それよりも、当事者である俺より先にフィーエルに伝えていたことに違和感を覚える。
「それとも、血契呪の解呪法が気になるの? わたしと結婚すれば、お父さまから聞き出せるかもしれないわよ。もし他国の王子と結婚して血契呪のことが知られでもしたら、解呪を妨害されるんじゃないかしら」
他国の王族と繋がり、もし俺が血契呪で縛られている事実を知ったならば、間違いなく解呪はさせないほうへ動くだろう。
だとしてもフィーエルのことといい、この手回しのよさはなんだ?
「やけに先手を打つじゃないか」
「それだけわたしが本気ってことよ」
「だったら血契……」
そこまで言葉に出したところで止まる。
最初に命令と言っていたはずだが、血契呪の力が働いた形跡はなかった。
本気と言いながら、今ですら何の変化もない。
あくまで俺の意思を尊重するということだろう。
セレティアは出会った頃から変わらず、無闇にその力を使ってこなかった。
真っ直ぐ俺を見つめるセレティアの瞳、それは俺からの答えを待っているだけだ。
「答えは決まっている」
出会った当初は、己の力を、現実を直視できていない田舎の王女だと思っていた。
しかし、俺のそんな評価を覆すほどの才能を開花させ、常に努力し続ける姿がそこにあった。
為政者としての資質も十分。
記憶の改竄では、逆に俺が支えられた面すらある。
禁忌を犯すことになり、道を過った俺にはもったいないほどの女性には違いないだろう。
今にも泣き出しそうな表情で待っているセレティアの前で、静かに片膝を突いた。
「……ありがとう」
「礼を言うのは俺のほうだ。俺を選んでくれたことに感謝する」
セレティアが差し出した右手の甲に、誓いの口づけをする。
すると堰を切ったように、セレティアの目尻から零れた涙が足元を濡らし始めた。
「らしくないじゃないか」
「だって、断られるんじゃないかって……いろいろ不安だったのよ」
為政者として、魔法師として、どれほどの才能があろうと、セレティアはまだ十六歳でしかない。

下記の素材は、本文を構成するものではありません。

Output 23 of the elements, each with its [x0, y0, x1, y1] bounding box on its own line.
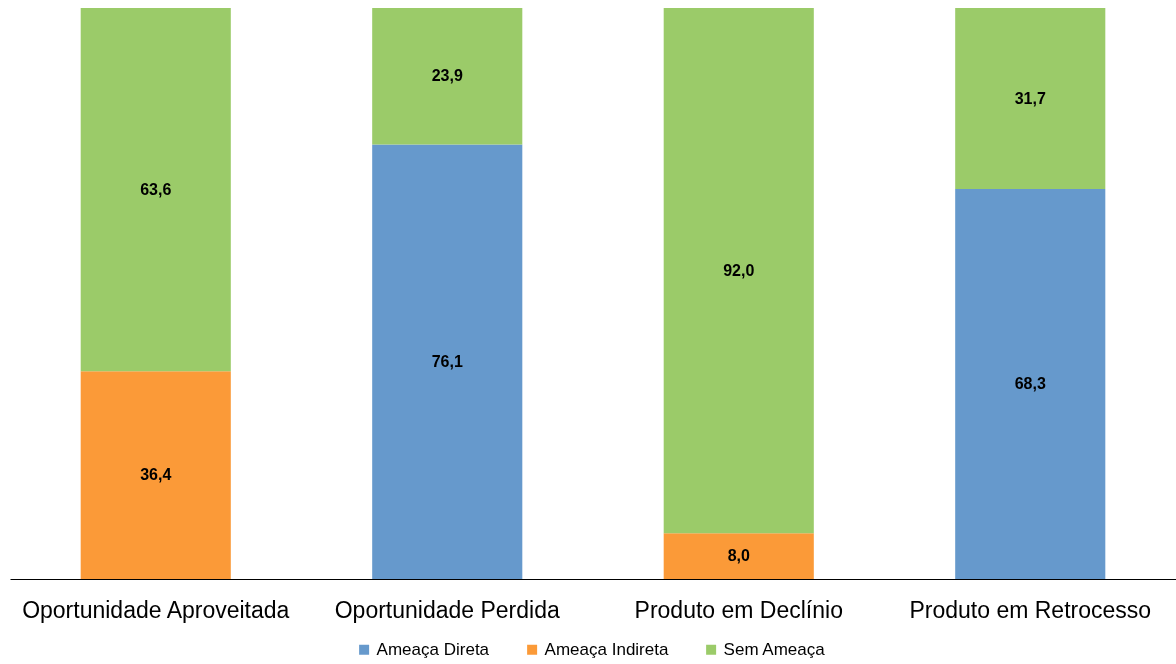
bar — [955, 8, 1106, 190]
legend-label: Ameaça Direta — [376, 639, 490, 659]
legend-label: Ameaça Indireta — [544, 639, 669, 659]
bar — [80, 371, 231, 579]
data-label: 76,1 — [431, 352, 463, 370]
x-tick-label: Produto em Retrocesso — [909, 596, 1152, 623]
data-label: 68,3 — [1014, 375, 1046, 392]
data-label: 23,9 — [431, 67, 463, 85]
x-tick-label: Produto em Declínio — [634, 596, 843, 623]
bar — [372, 8, 523, 145]
bar — [955, 189, 1106, 579]
bar — [80, 8, 231, 372]
data-label: 31,7 — [1014, 89, 1046, 107]
legend-label: Sem Ameaça — [723, 639, 826, 659]
data-label: 92,0 — [723, 261, 755, 279]
data-label: 63,6 — [140, 180, 172, 198]
bar — [663, 8, 814, 534]
bar — [372, 144, 523, 579]
x-tick-label: Oportunidade Aproveitada — [22, 596, 290, 623]
data-label: 36,4 — [140, 466, 172, 484]
x-tick-label: Oportunidade Perdida — [334, 596, 560, 623]
data-label: 8,0 — [727, 547, 750, 565]
bar — [663, 533, 814, 579]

側で誰かが支えてやらなねば、いつ心が折れてもおかしくない存在なのだ。
俺の過ちで負荷が大きい魔法を使わせ、結果的に魔法力に蝕まれてしまったセレティアは、謂わば片翼を失っている鳥も同然。
俺がその片翼となりセレティアを支えることができるのなら、これ以上望むものはない。
「一生をかけてセレティアを支えることを誓う。だからもう泣くな」
立ち上がり、小刻みに震えるその肩を抱き寄せる。
震えが消えるその時まで、いつまでも抱きしめ続けた。